Purchase Order
What a purchase order is, what it must contain to be effective as a financial control, and how it functions as a pre-commitment document before goods or services are delivered.
A purchase order is a document issued by a buyer to a supplier that formally authorises the purchase of specific goods or services at an agreed price. It is created before the goods are delivered or the services performed, making it a pre-commitment control: a record that spending was authorised before the obligation was incurred.
In AP terms, the purchase order is the foundation of invoice matching. When a supplier invoice arrives, it can be compared against the original purchase order to verify that the goods were ordered, that the quantities and prices match, and that the supplier is one the business has an approved relationship with. Without a purchase order, this comparison cannot happen, and the invoice approval process must rely on the approver's memory or informal verification.
What a purchase order must contain
An effective purchase order contains the following: a unique PO number for reference and matching, the date it was issued, the supplier's name and details including ABN, a description of each item or service being ordered, the quantity and agreed unit price, the total order value including GST, the delivery address, the expected delivery date, and the name of the person or department that authorised the purchase.

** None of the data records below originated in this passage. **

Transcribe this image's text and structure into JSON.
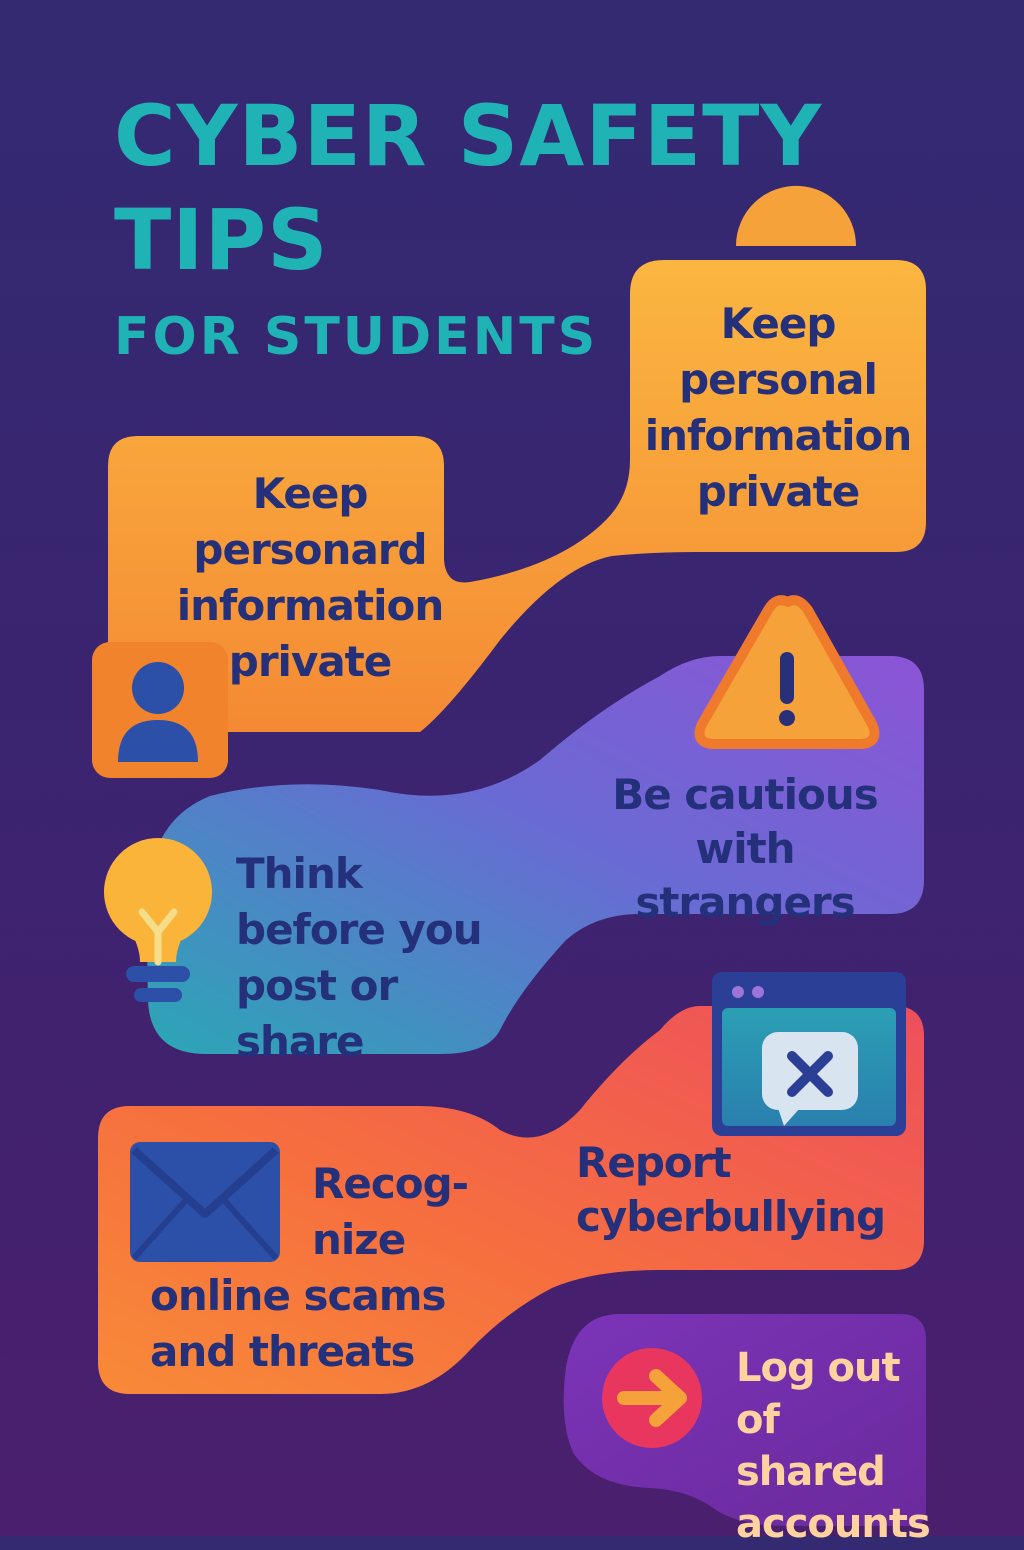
{
  "title": {
    "line1": "CYBER SAFETY",
    "line2": "TIPS",
    "subtitle": "FOR STUDENTS"
  },
  "tips": {
    "tip1": "Keep\npersonal\ninformation\nprivate",
    "tip2": "Keep\npersonard\ninformation\nprivate",
    "tip3": "Be cautious\nwith strangers",
    "tip4": "Think\nbefore you\npost or share",
    "tip5": "Report\ncyberbullying",
    "tip6_top": "Recog-\nnize",
    "tip6_bottom": "online scams\nand threats",
    "tip7": "Log out\nof shared\naccounts"
  },
  "icons": {
    "person": "person-icon",
    "warning": "warning-icon",
    "lightbulb": "lightbulb-icon",
    "report_window": "report-window-icon",
    "envelope": "envelope-icon",
    "arrow": "arrow-right-icon"
  },
  "colors": {
    "background": "#352a72",
    "title": "#1fb3b6",
    "orange": "#f6a23a",
    "purple": "#8a5ad6",
    "teal": "#2aa3b5",
    "coral": "#ef5c5a",
    "magenta": "#7a2ea8",
    "text_dark": "#24307a",
    "text_light": "#ffd2a0"
  }
}
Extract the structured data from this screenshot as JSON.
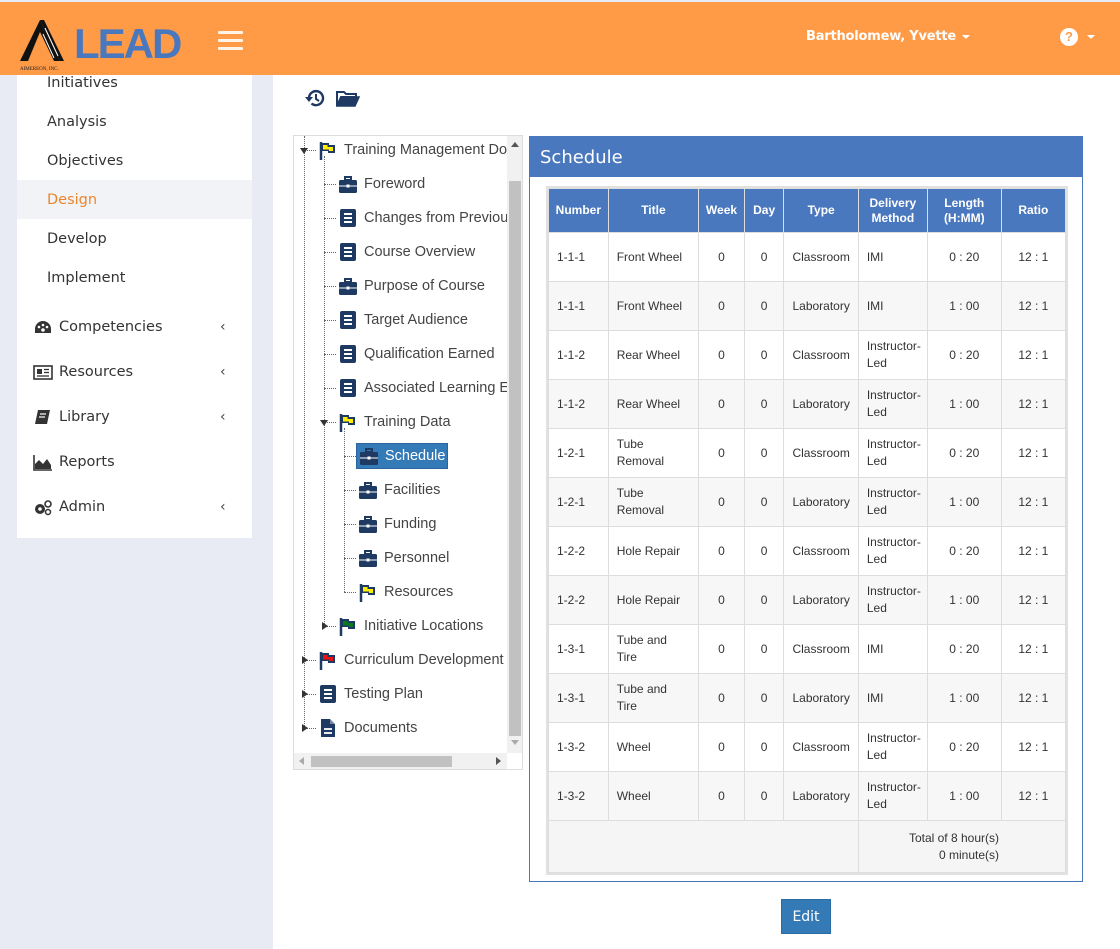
{
  "header": {
    "logo_text": "LEAD",
    "logo_company": "AIMEREON, INC.",
    "user_name": "Bartholomew, Yvette",
    "icons": {
      "menu": "hamburger-icon",
      "help": "question-circle-icon"
    },
    "help_glyph": "?",
    "brand_color": "#ff9a47",
    "logo_color": "#4a78be"
  },
  "sidebar": {
    "sub_items": [
      {
        "label": "Initiatives",
        "active": false
      },
      {
        "label": "Analysis",
        "active": false
      },
      {
        "label": "Objectives",
        "active": false
      },
      {
        "label": "Design",
        "active": true
      },
      {
        "label": "Develop",
        "active": false
      },
      {
        "label": "Implement",
        "active": false
      }
    ],
    "main_items": [
      {
        "label": "Competencies",
        "icon": "dashboard-icon",
        "expandable": true
      },
      {
        "label": "Resources",
        "icon": "newspaper-icon",
        "expandable": true
      },
      {
        "label": "Library",
        "icon": "book-icon",
        "expandable": true
      },
      {
        "label": "Reports",
        "icon": "area-chart-icon",
        "expandable": false
      },
      {
        "label": "Admin",
        "icon": "gears-icon",
        "expandable": true
      }
    ],
    "chevron_glyph": "‹",
    "active_color": "#e8862e"
  },
  "toolbar": {
    "icons": [
      "history-icon",
      "folder-open-icon"
    ]
  },
  "tree": {
    "nodes": [
      {
        "label": "Training Management Doc",
        "icon": "flag-yellow-icon",
        "level": 0,
        "state": "expanded"
      },
      {
        "label": "Foreword",
        "icon": "briefcase-icon",
        "level": 1
      },
      {
        "label": "Changes from Previous",
        "icon": "list-icon",
        "level": 1
      },
      {
        "label": "Course Overview",
        "icon": "list-icon",
        "level": 1
      },
      {
        "label": "Purpose of Course",
        "icon": "briefcase-icon",
        "level": 1
      },
      {
        "label": "Target Audience",
        "icon": "list-icon",
        "level": 1
      },
      {
        "label": "Qualification Earned",
        "icon": "list-icon",
        "level": 1
      },
      {
        "label": "Associated Learning Ev",
        "icon": "list-icon",
        "level": 1
      },
      {
        "label": "Training Data",
        "icon": "flag-yellow-icon",
        "level": 1,
        "state": "expanded"
      },
      {
        "label": "Schedule",
        "icon": "briefcase-icon",
        "level": 2,
        "selected": true
      },
      {
        "label": "Facilities",
        "icon": "briefcase-icon",
        "level": 2
      },
      {
        "label": "Funding",
        "icon": "briefcase-icon",
        "level": 2
      },
      {
        "label": "Personnel",
        "icon": "briefcase-icon",
        "level": 2
      },
      {
        "label": "Resources",
        "icon": "flag-yellow-icon",
        "level": 2
      },
      {
        "label": "Initiative Locations",
        "icon": "flag-green-icon",
        "level": 1,
        "state": "collapsed"
      },
      {
        "label": "Curriculum Development",
        "icon": "flag-red-icon",
        "level": 0,
        "state": "collapsed"
      },
      {
        "label": "Testing Plan",
        "icon": "list-icon",
        "level": 0,
        "state": "collapsed"
      },
      {
        "label": "Documents",
        "icon": "file-text-icon",
        "level": 0,
        "state": "collapsed"
      }
    ]
  },
  "schedule": {
    "title": "Schedule",
    "columns": [
      "Number",
      "Title",
      "Week",
      "Day",
      "Type",
      "Delivery Method",
      "Length (H:MM)",
      "Ratio"
    ],
    "rows": [
      [
        "1-1-1",
        "Front Wheel",
        "0",
        "0",
        "Classroom",
        "IMI",
        "0 : 20",
        "12 : 1"
      ],
      [
        "1-1-1",
        "Front Wheel",
        "0",
        "0",
        "Laboratory",
        "IMI",
        "1 : 00",
        "12 : 1"
      ],
      [
        "1-1-2",
        "Rear Wheel",
        "0",
        "0",
        "Classroom",
        "Instructor-Led",
        "0 : 20",
        "12 : 1"
      ],
      [
        "1-1-2",
        "Rear Wheel",
        "0",
        "0",
        "Laboratory",
        "Instructor-Led",
        "1 : 00",
        "12 : 1"
      ],
      [
        "1-2-1",
        "Tube Removal",
        "0",
        "0",
        "Classroom",
        "Instructor-Led",
        "0 : 20",
        "12 : 1"
      ],
      [
        "1-2-1",
        "Tube Removal",
        "0",
        "0",
        "Laboratory",
        "Instructor-Led",
        "1 : 00",
        "12 : 1"
      ],
      [
        "1-2-2",
        "Hole Repair",
        "0",
        "0",
        "Classroom",
        "Instructor-Led",
        "0 : 20",
        "12 : 1"
      ],
      [
        "1-2-2",
        "Hole Repair",
        "0",
        "0",
        "Laboratory",
        "Instructor-Led",
        "1 : 00",
        "12 : 1"
      ],
      [
        "1-3-1",
        "Tube and Tire",
        "0",
        "0",
        "Classroom",
        "IMI",
        "0 : 20",
        "12 : 1"
      ],
      [
        "1-3-1",
        "Tube and Tire",
        "0",
        "0",
        "Laboratory",
        "IMI",
        "1 : 00",
        "12 : 1"
      ],
      [
        "1-3-2",
        "Wheel",
        "0",
        "0",
        "Classroom",
        "Instructor-Led",
        "0 : 20",
        "12 : 1"
      ],
      [
        "1-3-2",
        "Wheel",
        "0",
        "0",
        "Laboratory",
        "Instructor-Led",
        "1 : 00",
        "12 : 1"
      ]
    ],
    "total_hours_text": "Total of 8 hour(s)",
    "total_minutes_text": "0 minute(s)",
    "header_color": "#4a78be",
    "edit_label": "Edit"
  }
}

In Australian businesses, the PO also needs to reference the relevant cost centre or job code if the purchase is being allocated to a specific project or department. This coding at PO stage reduces the work required when the invoice arrives, since the account coding can be inherited from the PO rather than assigned again manually.
How purchase orders function as a financial control
The primary control function of a purchase order is preventing unauthorised spending. If your business requires a PO to be raised and approved before any goods or services can be ordered, then no supplier invoice should arrive without a corresponding approved PO. An invoice that arrives without a PO reference becomes an immediate exception: something that requires explanation before it can be processed.
This control is particularly valuable in businesses with multiple people who can place orders, such as construction companies where site managers order materials directly, or wholesale distributors where buyers across different categories each manage their own supplier relationships. Without PO discipline, the AP team has no way of knowing whether an arriving invoice was legitimately ordered or is a duplicate, a fraudulent submission, or a charge for something never received.
Purchase orders and PO matching
PO matching is the process of comparing a supplier invoice to the original purchase order before approving payment. Two-way matching compares the invoice to the PO on price and quantity. Three-way matching also compares the invoice to a goods receipt note, confirming that delivery occurred before payment is approved.
For Australian businesses with high invoice volumes and multiple suppliers, PO matching reduces the manual checking required at approval stage. Rather than asking an approver to verify from memory whether an invoice is legitimate, the system flags any invoice that does not match its PO within a defined tolerance. The approver reviews exceptions rather than every invoice, which is both faster and more reliable.
When purchase orders are not practical
Not every business uses purchase orders for every purchase. Service businesses, professional services firms, and businesses with a small number of well-established suppliers sometimes manage without formal POs. The risk trade-off is acceptable when invoice volumes are low and the approver has direct knowledge of every supplier relationship. As the business grows, the absence of PO discipline becomes an increasingly significant control gap.